Jeśli wierzyć trailerowi „Polityki” (wszakże naiwniaków nie brakuje) ostatnie dziecko Patryka Vegi powinno wstrząsnąć polską polityką. Ale nie wstrząśnie. Dziś nazwisko reżysera bardziej kojarzy się z filmowymi bohomazami spod znaku „Ciacha” czy „Botoksu” niż starym serialowym (podkreślam: serialowym) „Pitbullem” (nie licząc późniejszych tandetnych dokrętek). Nie ma już tej samej siły rażenia. Sam reżyser stawia na tani blichtr, a karynowo-sebowy elektorat nie odmieni wyniku wyborów.
Właściwie mógłbym napisać to samo, co szereg komentujących przede mną - po nowym filmie Vegi można się spodziewać zbitki gagów powrzucanych bez ładu i składu, okraszonych bieda-poczuciem humory i bluzgami. Nic nadzwyczajnego. Tyle że nawet w kulawych produkcjach twórcy „Pitbulla” nikt nie odmawiał mu poczucia realizmu, znajomości tego, co dzieje się tu, na dole. Vega, mimo spadków formy, miał zawsze ucho do dialogów, rozumiał ulicę, zachowania niedostępne dla większości ludzi świata filmu. W przypadku „Polityki” już po trailerze widać, że to, co sprawdza się w przypadku korytarzy KSP czy VIP-roomów niekoniecznie ma zastosowanie w przypadku sejmowych kuluarów. Zresztą nawet były wspólnik Vegi, producent filmowy Emil Stępień, zdążył już zdemaskować swojego niedawnego kompana. Według jego relacji Vega po prostu… nie ma pojęcia o polityce.
Pal licho wiedzę (a właściwie jej brak) reżysera. Prawa strona mediów społecznościowych już grzmi, że salon będzie miał „swój” film. Nic bardziej mylnego. Co by nie mówić o salonach i salonikach kojarzonych z totemami III RP, to zawsze miały wysublimowane poczucie smaku - przynajmniej jeśli chodzi o kinematografię. Kwestia przyzwyczajeń, powiązań towarzyskich i wreszcie całego zaplecza, którego prawica się nie dorobiła (i już pewnie nie dorobi). Dla tych środowisk Vega pozostanie plebejuszem, dostarczycielem rozrywki dla nizin, profanem na salonach.
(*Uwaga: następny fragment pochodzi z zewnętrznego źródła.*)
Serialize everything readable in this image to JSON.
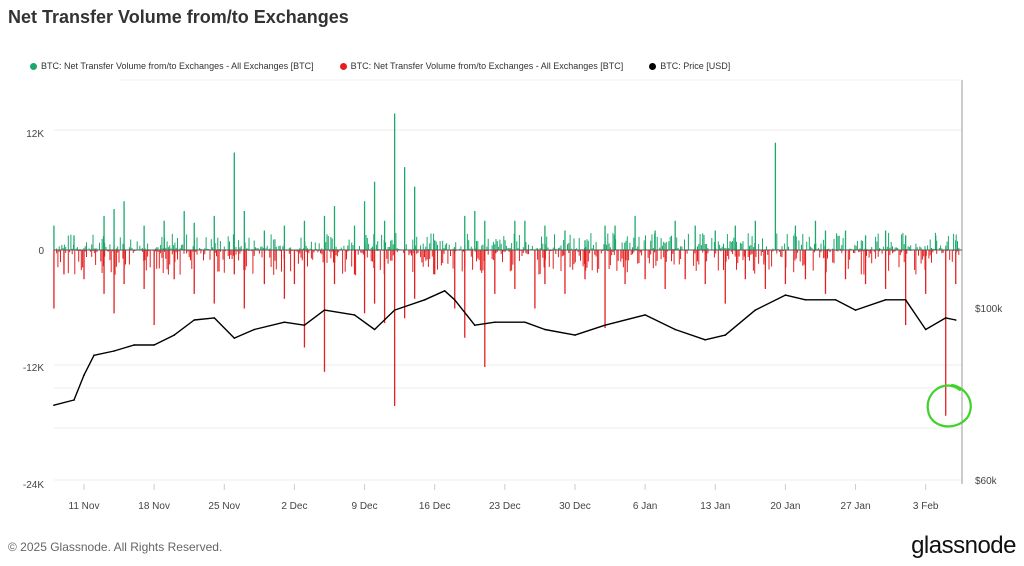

I nie zmieni tego angaż innych pieszczochów salonu, chwilowa przychylność mainstreamowych dziennikarzy czy nachalnie prezentowane drogie gadżety (vide wypasione buty w programie Kuźniara). Nikt nie będzie się lansował na Vedze. To po prostu obciach. Bez względu na legendę starego (serialowego) „Pitbulla” czy dokumentu „Prawdzie psy”.
Największym błędem rządzących może być formułowanie górnolotnych komunałów potępiających twórczość Vegi. Rację miał jeden z polityków PiS, który w przypływie szczerości powiedział:
Byłby problem, gdyby za film wziął się Smarzowski.
Na nazwisko Vegi machnął ręką. I to jest dobra puenta.